Universidad Nacional Autónoma de México (MEXICO)
About this paper:
Appears in: INTED2011 Proceedings
Publication year: 2011
Pages: 2924-2931
ISBN: 978-84-614-7423-3
ISSN: 2340-1079
Conference name: 5th International Technology, Education and Development Conference
Dates: 7-9 March, 2011
Location: Valencia, Spain
Heat and mass transfer are transport phenomena that occur in everyday life as well as in many industrial engineering applications. Instead of describing the industrial equipment required to carry out these processes, courses dealing with heat and mass transfer are centered on the development and application of simplified mathematical models built with either ordinary or partial differential equations, known as governing equations. This approach is naturally based on problem-solving activities in the classroom. However, in many instances the problems studied are closed-form problems which do not allow the student to investigate the system response under different conditions. The poor results obtained using this traditional approach are aggravated by the fact that the students are asked to develop all the mathematics required to solve the governing equations leaving them with very little time to study the process in depth.

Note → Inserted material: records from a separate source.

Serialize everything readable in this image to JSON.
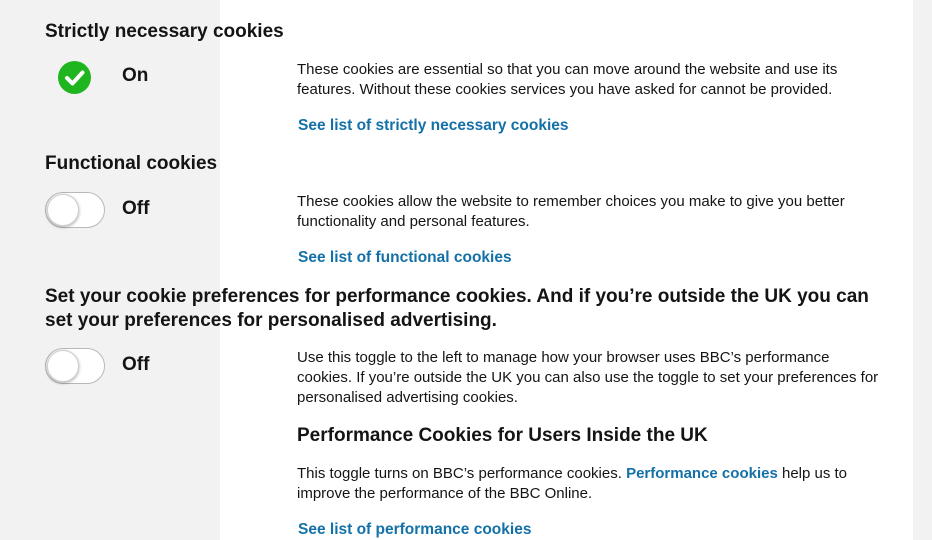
{
  "sections": {
    "strictly_necessary": {
      "title": "Strictly necessary cookies",
      "state_label": "On",
      "icon": "check-circle-icon",
      "description": "These cookies are essential so that you can move around the website and use its features. Without these cookies services you have asked for cannot be provided.",
      "link": "See list of strictly necessary cookies"
    },
    "functional": {
      "title": "Functional cookies",
      "state_label": "Off",
      "description": "These cookies allow the website to remember choices you make to give you better functionality and personal features.",
      "link": "See list of functional cookies"
    },
    "performance": {
      "title": "Set your cookie preferences for performance cookies. And if you’re outside the UK you can set your preferences for personalised advertising.",
      "state_label": "Off",
      "description": "Use this toggle to the left to manage how your browser uses BBC’s performance cookies. If you’re outside the UK you can also use the toggle to set your preferences for personalised advertising cookies.",
      "subheading": "Performance Cookies for Users Inside the UK",
      "uk_text_before": "This toggle turns on BBC’s performance cookies. ",
      "uk_inline_link": "Performance cookies",
      "uk_text_after": " help us to improve the performance of the BBC Online.",
      "link": "See list of performance cookies"
    }
  },
  "colors": {
    "link": "#1471a8",
    "check_green": "#1fb51f",
    "side_background": "#f2f2f2",
    "text": "#141414"
  }
}
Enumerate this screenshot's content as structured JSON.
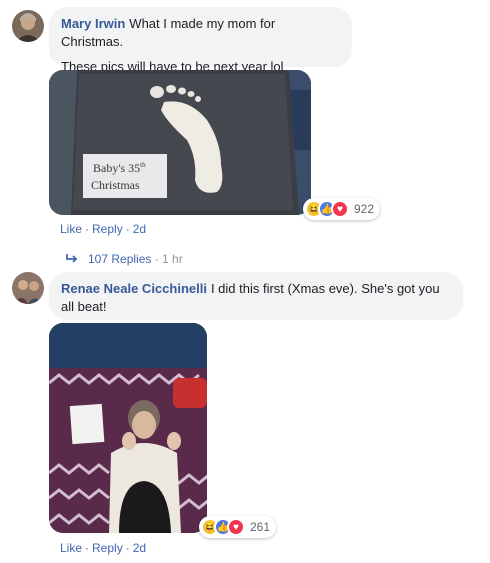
{
  "comments": [
    {
      "author": "Mary Irwin",
      "text_line1": "What I made my mom for Christmas.",
      "text_line2": "These pics will have to be next year lol",
      "photo_caption_line1": "Baby's 35",
      "photo_caption_sup": "th",
      "photo_caption_line2": "Christmas",
      "reaction_count": "922",
      "like_label": "Like",
      "reply_label": "Reply",
      "time": "2d",
      "replies_label": "107 Replies",
      "replies_time": "1 hr"
    },
    {
      "author": "Renae Neale Cicchinelli",
      "text_line1": "I did this first (Xmas eve). She's got you",
      "text_line2": "all beat!",
      "reaction_count": "261",
      "like_label": "Like",
      "reply_label": "Reply",
      "time": "2d"
    }
  ],
  "colors": {
    "author": "#385898",
    "link": "#4267b2",
    "bubble": "#f2f3f5"
  }
}
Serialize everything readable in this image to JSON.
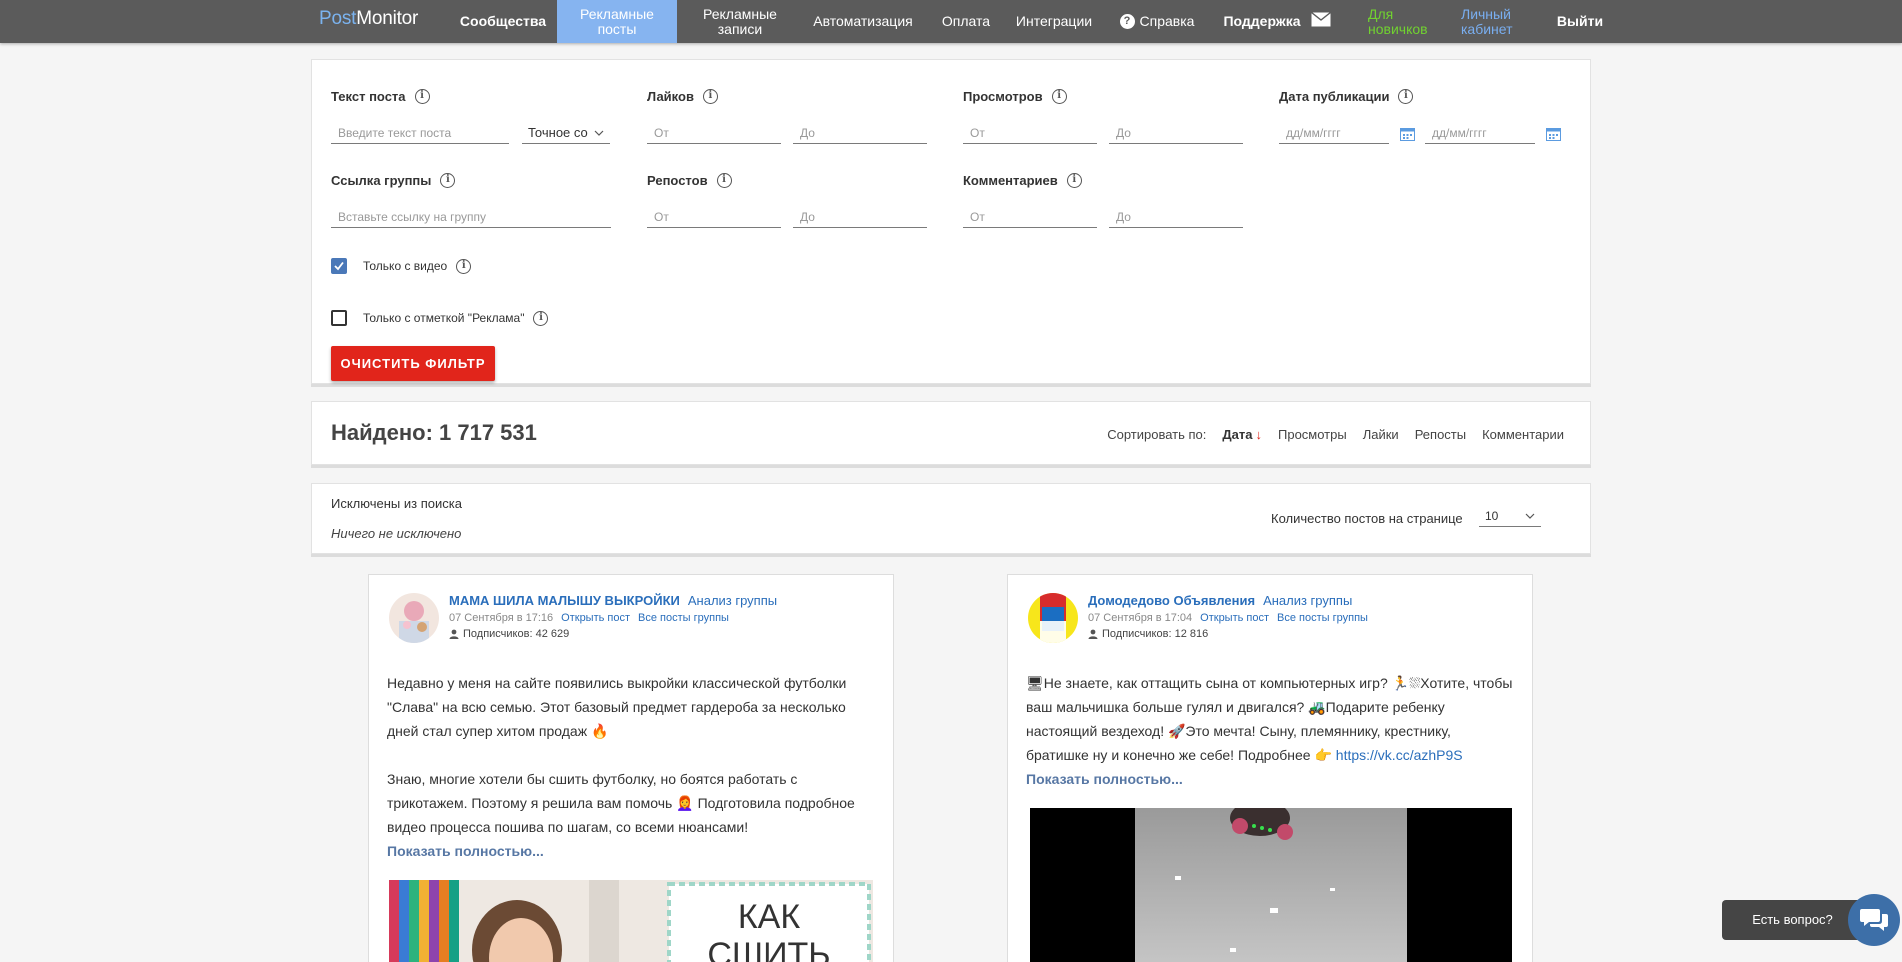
{
  "nav": {
    "logo_a": "Post",
    "logo_b": "Monitor",
    "items": [
      {
        "label": "Сообщества"
      },
      {
        "label": "Рекламные посты",
        "l1": "Рекламные",
        "l2": "посты"
      },
      {
        "label": "Рекламные записи",
        "l1": "Рекламные",
        "l2": "записи"
      },
      {
        "label": "Автоматизация"
      },
      {
        "label": "Оплата"
      },
      {
        "label": "Интеграции"
      },
      {
        "label": "Справка"
      },
      {
        "label": "Поддержка"
      },
      {
        "l1": "Для",
        "l2": "новичков"
      },
      {
        "l1": "Личный",
        "l2": "кабинет"
      },
      {
        "label": "Выйти"
      }
    ]
  },
  "filter": {
    "post_text_label": "Текст поста",
    "post_text_placeholder": "Введите текст поста",
    "match_mode": "Точное со",
    "likes_label": "Лайков",
    "views_label": "Просмотров",
    "date_label": "Дата публикации",
    "group_link_label": "Ссылка группы",
    "group_link_placeholder": "Вставьте ссылку на группу",
    "reposts_label": "Репостов",
    "comments_label": "Комментариев",
    "from_placeholder": "От",
    "to_placeholder": "До",
    "date_placeholder": "дд/мм/гггг",
    "only_video_label": "Только с видео",
    "only_video_checked": true,
    "only_ad_label": "Только с отметкой \"Реклама\"",
    "only_ad_checked": false,
    "clear_button": "Очистить фильтр"
  },
  "results": {
    "found_label": "Найдено: 1 717 531",
    "sort_label": "Сортировать по:",
    "sort_options": [
      "Дата",
      "Просмотры",
      "Лайки",
      "Репосты",
      "Комментарии"
    ],
    "sort_arrow": "↓",
    "active_sort": "Дата"
  },
  "exclusions": {
    "title": "Исключены из поиска",
    "none_text": "Ничего не исключено",
    "per_page_label": "Количество постов на странице",
    "per_page_value": "10"
  },
  "posts": [
    {
      "group_name": "МАМА ШИЛА МАЛЫШУ ВЫКРОЙКИ",
      "analysis_link": "Анализ группы",
      "date": "07 Сентября в 17:16",
      "open_post": "Открыть пост",
      "all_posts": "Все посты группы",
      "subscribers_label": "Подписчиков:",
      "subscribers": "42 629",
      "text_1": "Недавно у меня на сайте появились выкройки классической футболки \"Слава\" на всю семью. Этот базовый предмет гардероба за несколько дней стал супер хитом продаж 🔥",
      "text_2": "Знаю, многие хотели бы сшить футболку, но боятся работать с трикотажем. Поэтому я решила вам помочь 👩‍🦰 Подготовила подробное видео процесса пошива по шагам, со всеми нюансами!",
      "show_more": "Показать полностью...",
      "image_text_1": "КАК",
      "image_text_2": "СШИТЬ"
    },
    {
      "group_name": "Домодедово Объявления",
      "analysis_link": "Анализ группы",
      "date": "07 Сентября в 17:04",
      "open_post": "Открыть пост",
      "all_posts": "Все посты группы",
      "subscribers_label": "Подписчиков:",
      "subscribers": "12 816",
      "text_1": "🖥Не знаете, как оттащить сына от компьютерных игр? 🏃⛆Хотите, чтобы ваш мальчишка больше гулял и двигался? 🚜Подарите ребенку настоящий вездеход! 🚀Это мечта! Сыну, племяннику, крестнику, братишке ну и конечно же себе! Подробнее 👉 ",
      "link": "https://vk.cc/azhP9S",
      "show_more": "Показать полностью..."
    }
  ],
  "help": {
    "bubble_text": "Есть вопрос?"
  },
  "colors": {
    "nav_bg": "#5b5b5b",
    "nav_active": "#86b4f0",
    "accent_red": "#e1251b",
    "link_blue": "#2a6ebb",
    "beginner_green": "#71d230"
  }
}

To modify the traditional teaching paradigm it is necessary to develop computational tools that allow the students to spend more time studying the system response. Thus, we have used Easy Java Simulations (Ejs) to develop courseware that solves typical examples of heat and mass transfer. Easy Java Simulations is a free authoring tool written in Java that helps building computer simulators with user-friendly interfaces. The computer simulators allow the student to set the values of the parameters for a given case study to obtain the system response in a graphical form. They can also be used to perform inverse engineering, i.e., knowing the desired system response it is possible to search for the required values of one or more parameters using a trial-and-error method. To take full advantage of the computer simulators we have inserted them in Moodle, a Learning Management System (LMS), to create complete learning objects. Each one of the learning objects include an introductory note to the topic of interest, the description of a physical problem accompanied by a set of questions that require the use of one of the computer simulators, and related links and/or materials.

Although this is a work in progress we have made an initial attempt to evaluate the usefulness and user-friendliness of the learning objects by asking volunteers to test the modules and respond to a questionnaire. The results of this exercise are encouraging.
Undergraduate, transport phenomena, simulation.